What? he thinks he needs the 88 mil to buy beer for his friends? Even after taxes the annuity will net him over $15,000 A DAY for the next 20 years.
Not to mention it would give him time to get a couple brain cells functioning and perhaps, after the first 10 years of being ripped off by every con artiest on the pike, actually have something left in the end.
Depends on your assumed annual rate of return and what you expect to spend.
For sake of argument, let us suppose he expects to spend $10M per year on all that beer. Let us also assume that he knows some super-duper Warren Buffet investor type that can net him 12% per year.

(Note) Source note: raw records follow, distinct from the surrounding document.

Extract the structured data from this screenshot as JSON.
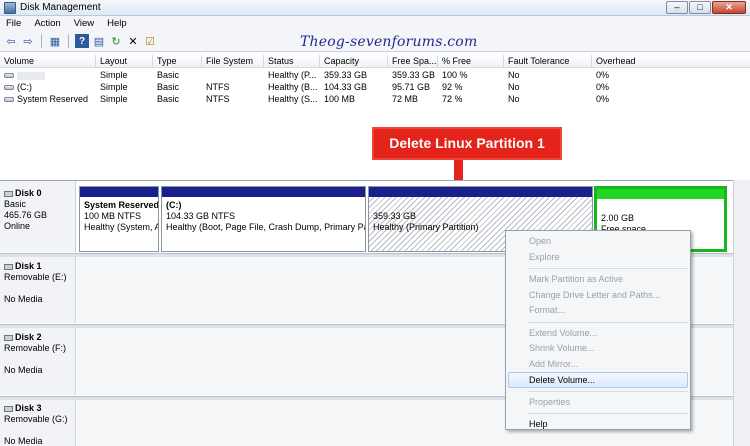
{
  "window": {
    "title": "Disk Management",
    "buttons": [
      "–",
      "□",
      "✕"
    ]
  },
  "menu": [
    "File",
    "Action",
    "View",
    "Help"
  ],
  "toolbar": {
    "icons": [
      "back-icon",
      "forward-icon",
      "show-hide-tree-icon",
      "help-icon",
      "properties-icon",
      "refresh-icon",
      "delete-icon",
      "check-icon"
    ]
  },
  "watermark": "Theog-sevenforums.com",
  "volume_table": {
    "headers": [
      "Volume",
      "Layout",
      "Type",
      "File System",
      "Status",
      "Capacity",
      "Free Spa...",
      "% Free",
      "Fault Tolerance",
      "Overhead"
    ],
    "rows": [
      [
        "",
        "Simple",
        "Basic",
        "",
        "Healthy (P...",
        "359.33 GB",
        "359.33 GB",
        "100 %",
        "No",
        "0%"
      ],
      [
        "(C:)",
        "Simple",
        "Basic",
        "NTFS",
        "Healthy (B...",
        "104.33 GB",
        "95.71 GB",
        "92 %",
        "No",
        "0%"
      ],
      [
        "System Reserved",
        "Simple",
        "Basic",
        "NTFS",
        "Healthy (S...",
        "100 MB",
        "72 MB",
        "72 %",
        "No",
        "0%"
      ]
    ]
  },
  "annotation": {
    "text": "Delete Linux Partition 1"
  },
  "disks": [
    {
      "name": "Disk 0",
      "lines": [
        "Basic",
        "465.76 GB",
        "Online"
      ],
      "partitions": [
        {
          "title": "System Reserved",
          "size": "100 MB NTFS",
          "status": "Healthy (System, A"
        },
        {
          "title": "(C:)",
          "size": "104.33 GB NTFS",
          "status": "Healthy (Boot, Page File, Crash Dump, Primary Part"
        },
        {
          "title": "",
          "size": "359.33 GB",
          "status": "Healthy (Primary Partition)"
        },
        {
          "title": "",
          "size": "2.00 GB",
          "status": "Free space"
        }
      ]
    },
    {
      "name": "Disk 1",
      "lines": [
        "Removable (E:)",
        "",
        "No Media"
      ]
    },
    {
      "name": "Disk 2",
      "lines": [
        "Removable (F:)",
        "",
        "No Media"
      ]
    },
    {
      "name": "Disk 3",
      "lines": [
        "Removable (G:)",
        "",
        "No Media"
      ]
    }
  ],
  "context_menu": {
    "items": [
      {
        "label": "Open",
        "enabled": false
      },
      {
        "label": "Explore",
        "enabled": false
      },
      {
        "sep": true
      },
      {
        "label": "Mark Partition as Active",
        "enabled": false
      },
      {
        "label": "Change Drive Letter and Paths...",
        "enabled": false
      },
      {
        "label": "Format...",
        "enabled": false
      },
      {
        "sep": true
      },
      {
        "label": "Extend Volume...",
        "enabled": false
      },
      {
        "label": "Shrink Volume...",
        "enabled": false
      },
      {
        "label": "Add Mirror...",
        "enabled": false
      },
      {
        "label": "Delete Volume...",
        "enabled": true,
        "hover": true
      },
      {
        "sep": true
      },
      {
        "label": "Properties",
        "enabled": false
      },
      {
        "sep": true
      },
      {
        "label": "Help",
        "enabled": true
      }
    ]
  }
}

Rough math, with the annuity option, he gets $11M and spends $10M, leaving $1M to sit in an account accumulating his 12% interest. At the end of 20 years, he has accumulated about $72M in his bank account. Well -- 12% or 72M is less than $9M -- he now is making less money than he spends, and will go broke.
Now, if he takes the $88M up front and earns 12% per year, each year he would earn about $10.5M in interest. So, he can spend his $10M and his bank account keeps growing. At the end of the 20 years, then, he has much more than $88M in the bank earning him well over the $10M he wants to spend each year.
I won't even mention the toll inflation has on the value of your future annuity payments . . .
I know this is all "no child left behind math", but the point is that the choice is a lot less certain than you make it out to be.